Kadwani is the main character in “They Call Me Q,” which will be held at 7 p.m. in the University Student Union’s Volstorff Ballroom. There is no charge for admission to the show, which is open to the public and sponsored by the SDSU Multicultural Center, University Program Council, Indian Students’ Association and Women’s and Gender Studies

“I love performing at colleges, and I love meeting students all over the country,” said Kadwani “I love inspiring them and talking to them after the show and hearing about their personal experiences with identity. I also love to travel so this is a dream come true for me. I try to eat the local food, see the sights and remind myself how lucky I am to be living my dream.”

“They Call Me Q” started in 2013 in a Montreal festival. The show is the story of a girl from Bombay growing up in the Bronx who gracefully seeks balance between the cultural pressures brought forth by her traditional parents and wanting acceptance into her new culture. Along the journey, Kadwani transforms into 13 characters who have shaped her life including her parents, Caucasian teachers, Puerto Rican classmates and African-American friends. Filled with humor, “They Call Me Q” speaks to the universal search for identity experienced by immigrants of all nationalities.

Following the Montreal show, two audience members approached her and raved about the performance, telling Kadwani she needed to do the show at colleges.

“I've learned that every school is different and yet, the same,” said Kadwani, who has had appearances on various TV shows, plays and movies. “Students in different parts of the country have various relationships with culture and identity and bridging the gap between tradition, gender roles and acceptance of themselves. Yet, the issues everywhere are the same. I try to help audiences see how we are more similar than different, so that we can accept ourselves and each other and create a more inclusive community.

“Our society, politicians and media try to divide us when it comes to the conversation surrounding immigrants and, generally, people who are different from us.
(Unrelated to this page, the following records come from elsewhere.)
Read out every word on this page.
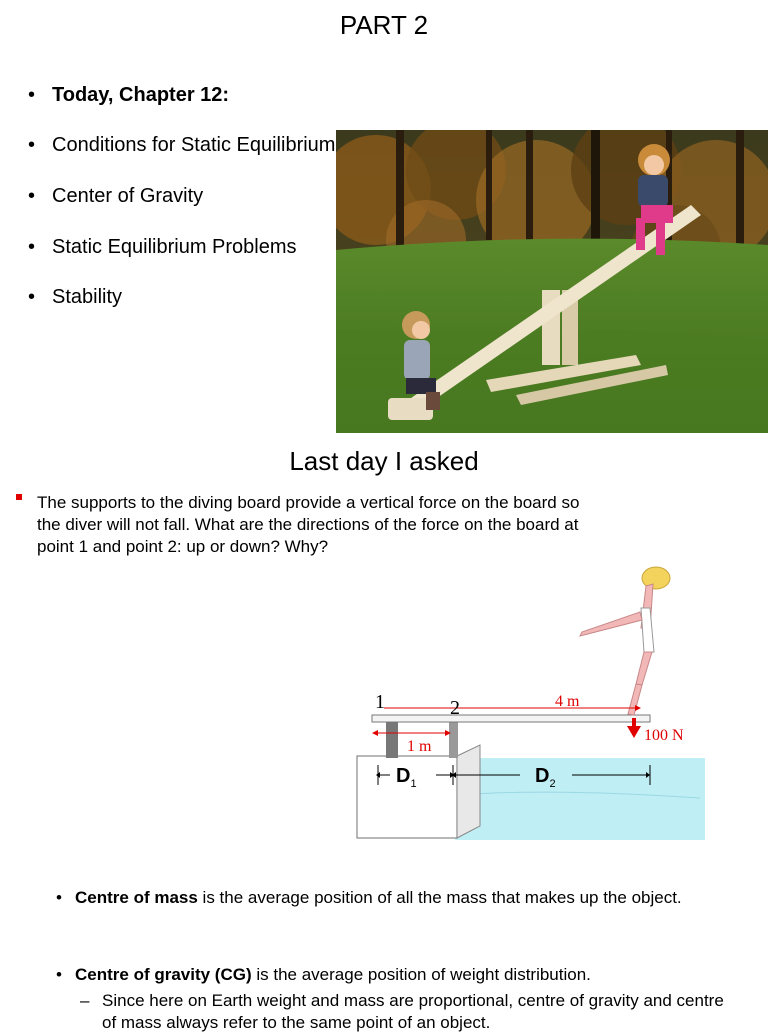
PART 2
• Today, Chapter 12:
• Conditions for Static Equilibrium
• Center of Gravity
• Static Equilibrium Problems
• Stability
Last day I asked
The supports to the diving board provide a vertical force on the board so the diver will not fall. What are the directions of the force on the board at point 1 and point 2: up or down? Why?
1	2	4 m
1 m
100 N
$D_1$	$D_2$
• Centre of mass is the average position of all the mass that makes up the object.
• Centre of gravity (CG) is the average position of weight distribution.
– Since here on Earth weight and mass are proportional, centre of gravity and centre of mass always refer to the same point of an object.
I believe that as an artist, I’m bringing people together so that we can embrace our differences and focus on creating true change,” Kadwani continued. “College students have unique power—they are on the front lines of impacting policy, electing officials who are not corrupt, and creating a social system that can support those who are different and who have less—because that is what will drive growth.”

Kadwani is looking forward to the show at SDState.
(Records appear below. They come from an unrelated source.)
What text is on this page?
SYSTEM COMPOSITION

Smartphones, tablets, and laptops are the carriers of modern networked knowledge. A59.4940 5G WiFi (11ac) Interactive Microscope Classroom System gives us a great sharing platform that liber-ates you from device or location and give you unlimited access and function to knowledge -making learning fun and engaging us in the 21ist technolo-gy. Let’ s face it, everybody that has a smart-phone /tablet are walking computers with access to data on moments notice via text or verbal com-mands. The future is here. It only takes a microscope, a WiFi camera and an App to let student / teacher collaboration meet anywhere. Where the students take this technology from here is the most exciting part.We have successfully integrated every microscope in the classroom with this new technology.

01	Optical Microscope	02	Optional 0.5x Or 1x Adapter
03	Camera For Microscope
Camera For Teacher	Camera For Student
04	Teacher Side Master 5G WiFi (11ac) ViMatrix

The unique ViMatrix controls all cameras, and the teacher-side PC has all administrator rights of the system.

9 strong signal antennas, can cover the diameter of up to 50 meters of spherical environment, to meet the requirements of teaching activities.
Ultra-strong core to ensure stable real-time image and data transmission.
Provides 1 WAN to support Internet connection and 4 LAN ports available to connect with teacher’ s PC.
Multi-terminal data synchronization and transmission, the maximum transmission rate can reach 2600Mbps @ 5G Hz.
“The performance gets better and better every time with more nuanced acting, hitting the mark with the comedic punchlines and being able to tap into an emotional gravitas for the heavier sections; so SDSU can expect one of the best performances,” she said.

“’They Call Me Q’ has such high energy so I try to pump myself up before the show by listening to my favorite music, talking to friends before the show and even dancing,” Kadwani continued, noting she has a new play, “Intrusion,” which is on sexual violence prevention. “I quickly rehearse the vocal tones for each character so that when I get onstage, my body's muscle memory does the rest.”